Par Adama AYIKOUE, gestionnaire de Patrimoine culturel
Le Goethe-Institut a marqué d’une pierre blanche sa réappropriation de ses anciens locaux après dix-huit (18) mois de fermeture technique. Le lancement de ses activités culturelles de cette année 2020 s’est fait grâce à l’exposition de peinture et de sculpture « Nexus ». Si nous considérons le vernissage comme étant un match dans un stade de football ce mardi 18 février 2020, nous aurions comparé ce riche, coloré et nombreux public au « douzième homme » venu supporter son équipe. Pour une fois, le Goethe-institut a presque refusé du monde.
En effet, il s’agissait de l’équipe nationale d’art plastique du Togo composée de treize (13) « joueurs » avec naturellement l’équipe de réserve (dont ceux de la diaspora) qui n’avait pas été alignée malgré sa valeur. Il s’agit de treize noms des plus représentatifs et des plus emblématiques avec une haie d’honneur aux cinq (5) femmes qui constituent l’épine dorsale du « Nexus » qui est une connexion, généralement là où de multiples éléments se rencontrent comme dans un vital système de vases communicants. Ici, une trentaine d’œuvres variées à raison de deux par artiste se communiquent leurs vibrations du 19 février au 20 mars 2020 dans la salle d’exposition du Goethe-Institut à Lomé.
Pour une cérémonie de vernissage, ce nombreux public composé de curieux et d’avertis s’est déplacé parce que motivé par la composition de l’équipe avec ses ténors et ses jokers. Cette exposition qui regroupe la crème des crèmes de l’art plastique au Togo avec ses multiples facettes éclectiques a tenu toutes ses promesses. Michel Adjonou avec son style singulier et intrinsèque ; Abla Sika Akpaloo dans sa création qui édifie et qui interpelle ; Constantin Alihonou mettant devant ses sculptures inspirées par le Maître Paul Ahyi ; Kossi Assou qui dans son travail s’inspire de l’antique savoir-faire africain et utilise ses ressources pour avoir une créativité renouvelée ; Maëlle Ayanou avec son art figuratif inspiré par la flore ; Tété Azankpo bien fidèle à ses matériaux de récupération ; Gustave Akpéhou Djonda avec ses sculptures par assemblage de bois et accessoires représentant les longilignes femmes masaï ; Cristelle Flagbo misant sur ses étranges visages totémiques entre collages et couture ; Améyovi Homawoo présente sa peinture gaie, intense, et colorée qui met la silhouette féminine au centre ; Laka, avec ses créations remarquables qui portent l’empreinte de génie ; Sabine Medowokpo et Doé Mensah dont les créations sont à cheval entre le figuratif, l’abstrait et le conceptuel et enfin le Commissaire de l’exposition, Eric Wonanu dont les œuvres sont axées sur le visage dans tous ses états grâce à sa touche personnelle. A propos de toutes ces œuvres, nous pouvons retenir ce qu’affirme B. Berenson : « Nous ne saisissons bien que les objets auxquels nous prêtons des qualités humaines. »

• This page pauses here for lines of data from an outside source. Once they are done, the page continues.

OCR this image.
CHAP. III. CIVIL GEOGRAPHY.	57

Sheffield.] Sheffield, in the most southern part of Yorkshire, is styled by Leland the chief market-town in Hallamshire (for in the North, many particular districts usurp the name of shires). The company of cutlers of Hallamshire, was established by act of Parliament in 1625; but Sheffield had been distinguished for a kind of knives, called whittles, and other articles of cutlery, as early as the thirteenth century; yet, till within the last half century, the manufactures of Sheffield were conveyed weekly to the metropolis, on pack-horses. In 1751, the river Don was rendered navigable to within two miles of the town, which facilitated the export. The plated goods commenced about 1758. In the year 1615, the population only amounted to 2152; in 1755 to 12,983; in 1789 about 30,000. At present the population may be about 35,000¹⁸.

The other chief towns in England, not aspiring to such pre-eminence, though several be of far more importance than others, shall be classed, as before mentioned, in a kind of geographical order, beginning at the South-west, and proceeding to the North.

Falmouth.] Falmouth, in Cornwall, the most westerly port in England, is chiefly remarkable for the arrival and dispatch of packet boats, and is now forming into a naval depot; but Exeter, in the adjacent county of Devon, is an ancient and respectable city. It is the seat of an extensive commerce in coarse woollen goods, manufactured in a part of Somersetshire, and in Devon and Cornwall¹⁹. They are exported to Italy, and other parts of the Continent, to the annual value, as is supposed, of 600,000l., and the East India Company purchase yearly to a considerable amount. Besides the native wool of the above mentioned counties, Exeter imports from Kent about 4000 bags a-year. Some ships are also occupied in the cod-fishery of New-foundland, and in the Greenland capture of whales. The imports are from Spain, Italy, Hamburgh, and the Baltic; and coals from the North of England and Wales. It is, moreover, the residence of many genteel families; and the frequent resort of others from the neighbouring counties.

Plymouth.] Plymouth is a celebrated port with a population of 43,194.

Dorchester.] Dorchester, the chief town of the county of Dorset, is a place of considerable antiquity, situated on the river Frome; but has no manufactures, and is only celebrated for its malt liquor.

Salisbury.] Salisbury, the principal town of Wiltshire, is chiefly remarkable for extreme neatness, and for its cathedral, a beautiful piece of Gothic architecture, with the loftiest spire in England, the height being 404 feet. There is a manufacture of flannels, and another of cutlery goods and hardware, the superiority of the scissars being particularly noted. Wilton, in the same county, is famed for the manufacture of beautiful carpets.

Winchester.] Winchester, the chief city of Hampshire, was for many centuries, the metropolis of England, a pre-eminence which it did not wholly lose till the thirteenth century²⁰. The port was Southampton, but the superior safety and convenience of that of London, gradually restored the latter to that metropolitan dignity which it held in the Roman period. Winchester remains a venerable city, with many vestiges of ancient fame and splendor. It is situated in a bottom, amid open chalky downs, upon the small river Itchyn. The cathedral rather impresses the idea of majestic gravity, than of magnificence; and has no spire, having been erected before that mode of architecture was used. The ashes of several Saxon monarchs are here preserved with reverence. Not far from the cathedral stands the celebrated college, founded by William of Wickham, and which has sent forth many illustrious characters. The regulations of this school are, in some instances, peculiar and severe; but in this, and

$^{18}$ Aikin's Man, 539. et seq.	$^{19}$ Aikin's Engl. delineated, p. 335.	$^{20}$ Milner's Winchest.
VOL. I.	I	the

L’exposition a le mérite d’être à la fois intergénérationnelle et intragénérationnelle. Il s’agit aujourd’hui d’intensifier notre capacité à soutenir nos créatrices et créateurs. Les soutenir, c’est avant tout, s’intéresser à eux véritablement. En leur consacrant du temps comme lors de cette exposition par exemple, ne serait-ce que pour regarder de près ce qu’ils font qui est en réalité toute leur vie. L’art, c’est l’expression du vivant. Le contact avec l’art laisse très souvent une trace indélébile dans nos pensées et dans nos cœurs. Cela nous apaise, nous interpelle, nous stimule à vivre. L’art est magique et nous invite au rêve, à la découverte et au partage avec autrui.
A travers cette belle exposition qui nous ouvre les portes culturelles du Goethe-Institut, les treize peintres et sculpteurs nous forcent à regarder le monde de plus près. Ce faisant, ils nous poussent à scruter l’intime de nous-mêmes. L’avenir d’une société est forcément lié au regard qu’elle porte sur elle-même. L’art est ce miroir devant lequel en aucun cas, nous ne devons plus détourner les yeux. Comme l’a si bien dit Goethe, « Il suffit que l’artiste fasse le choix d’un sujet pour que celui-ci n’appartienne plus à la nature. » Nos artistes ont besoin de nous comme d’un « douzième homme ». Nous avons besoin d’eux. Aujourd’hui plus qu’hier.